|Title||Wade in the Water|
|Subtitle||A study of spiritual beauty in times of bondage|
|Artist / Creator||Arlyn Johnson|
|Artist's Nationality||United States|
|Place of Publication||Patagonia, AZ|
|Structure / Binding||Flag book|
|Medium / Materials||Original song lyric pages from 1930's Negro Spiritual songbook, mint vintage stamps, vintage ephemera and illustrations, antique lock, key and chain, silver "notes," ink, pastels, natural cotton branch, encaustic medium|
|Paper Stock||Watercolor paper, handmade papers|
|Number of Pages||18 (front and back) pages|
|Dimensions (WxHxD)||6 x 7.34 x 1 inches. Extends out to 17 inches|
|Signed & Numbered||Yes|
I grew up in the suburbs of Kansas City as a young white girl in the late 50's and 60's. My parents wanted to be a part of race relations change and our family attended an all black church in the downtown inner city for nearly 20 years. During that time, I sang in the choir; The Shalom Singers which became well known throughout the region for singing Negro Spirituals. Wade in the Water was one of these and the inspiration for this book 40 years later. The spirituals often contained clues to help guide the slaves on their journey north on the Underground Railroad.

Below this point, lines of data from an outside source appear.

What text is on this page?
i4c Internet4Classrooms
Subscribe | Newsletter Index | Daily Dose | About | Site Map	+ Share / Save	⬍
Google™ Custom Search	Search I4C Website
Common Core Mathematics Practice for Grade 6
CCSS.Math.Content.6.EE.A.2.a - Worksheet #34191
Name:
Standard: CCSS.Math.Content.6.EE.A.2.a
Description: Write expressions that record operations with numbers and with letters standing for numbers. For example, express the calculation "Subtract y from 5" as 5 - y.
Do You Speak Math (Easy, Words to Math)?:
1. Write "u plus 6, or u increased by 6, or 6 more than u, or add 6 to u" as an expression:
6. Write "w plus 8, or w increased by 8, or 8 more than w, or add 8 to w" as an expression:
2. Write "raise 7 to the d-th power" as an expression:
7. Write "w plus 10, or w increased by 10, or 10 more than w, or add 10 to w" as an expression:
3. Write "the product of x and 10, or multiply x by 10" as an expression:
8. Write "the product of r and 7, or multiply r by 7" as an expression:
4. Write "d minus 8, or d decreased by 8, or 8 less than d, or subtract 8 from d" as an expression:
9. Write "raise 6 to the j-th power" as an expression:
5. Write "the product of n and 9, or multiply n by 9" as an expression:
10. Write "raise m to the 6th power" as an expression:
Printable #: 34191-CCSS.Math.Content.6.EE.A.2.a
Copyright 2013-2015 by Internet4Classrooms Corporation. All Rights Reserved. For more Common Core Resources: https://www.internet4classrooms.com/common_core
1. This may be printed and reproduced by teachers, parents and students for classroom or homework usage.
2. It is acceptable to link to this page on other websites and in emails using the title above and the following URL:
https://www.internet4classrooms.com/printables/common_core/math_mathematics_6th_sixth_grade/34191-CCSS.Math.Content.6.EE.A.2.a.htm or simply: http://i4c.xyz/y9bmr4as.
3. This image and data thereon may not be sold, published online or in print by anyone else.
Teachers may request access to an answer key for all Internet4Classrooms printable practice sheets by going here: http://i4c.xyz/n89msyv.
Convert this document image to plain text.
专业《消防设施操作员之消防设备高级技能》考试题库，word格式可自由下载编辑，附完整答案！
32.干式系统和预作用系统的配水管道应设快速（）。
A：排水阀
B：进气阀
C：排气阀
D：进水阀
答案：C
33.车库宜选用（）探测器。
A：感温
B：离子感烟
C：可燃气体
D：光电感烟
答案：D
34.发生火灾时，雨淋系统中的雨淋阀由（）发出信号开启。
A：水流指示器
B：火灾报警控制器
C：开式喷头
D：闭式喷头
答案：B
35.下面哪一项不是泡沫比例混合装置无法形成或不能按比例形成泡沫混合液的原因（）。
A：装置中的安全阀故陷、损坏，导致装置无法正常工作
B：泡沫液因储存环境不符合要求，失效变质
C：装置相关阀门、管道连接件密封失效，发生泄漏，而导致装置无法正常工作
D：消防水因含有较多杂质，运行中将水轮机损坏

This song warns them to cross streams and rivers to ward off the bloodhounds on their trail and makes hidden reference to their plight through lyrics relating to the Bible. The music and lyrics of Wade in the Water remind us that this story and other stories of profound spiritual beauty during times of bondage are sadly still being experienced and that there is much work to be done before we can say "the end."
Artist BioArlyn Johnson is a mixed media artist from the southern border of Arizona where she lives on a historic ranch. Her artwork is primarily comprised of encaustic collage incorporating foreign text, ink, pastels, handmade papers and antique ephemera taking the form of handmade books. banners and paintings. Arlyn studied at the Kansas City Art Institute and has expanded her knowledge and skills through classes, workshops and personal exploration for twenty years. Her inspiration comes from her work as a project manager for a natural wetland and her varied experiences living, working and traveling in Mexico, Europe, Asia and other faraway places. Arlyn currently is exhibiting an encaustic collage banner at the Tohono Chul Gallery in Tucson, Arizona.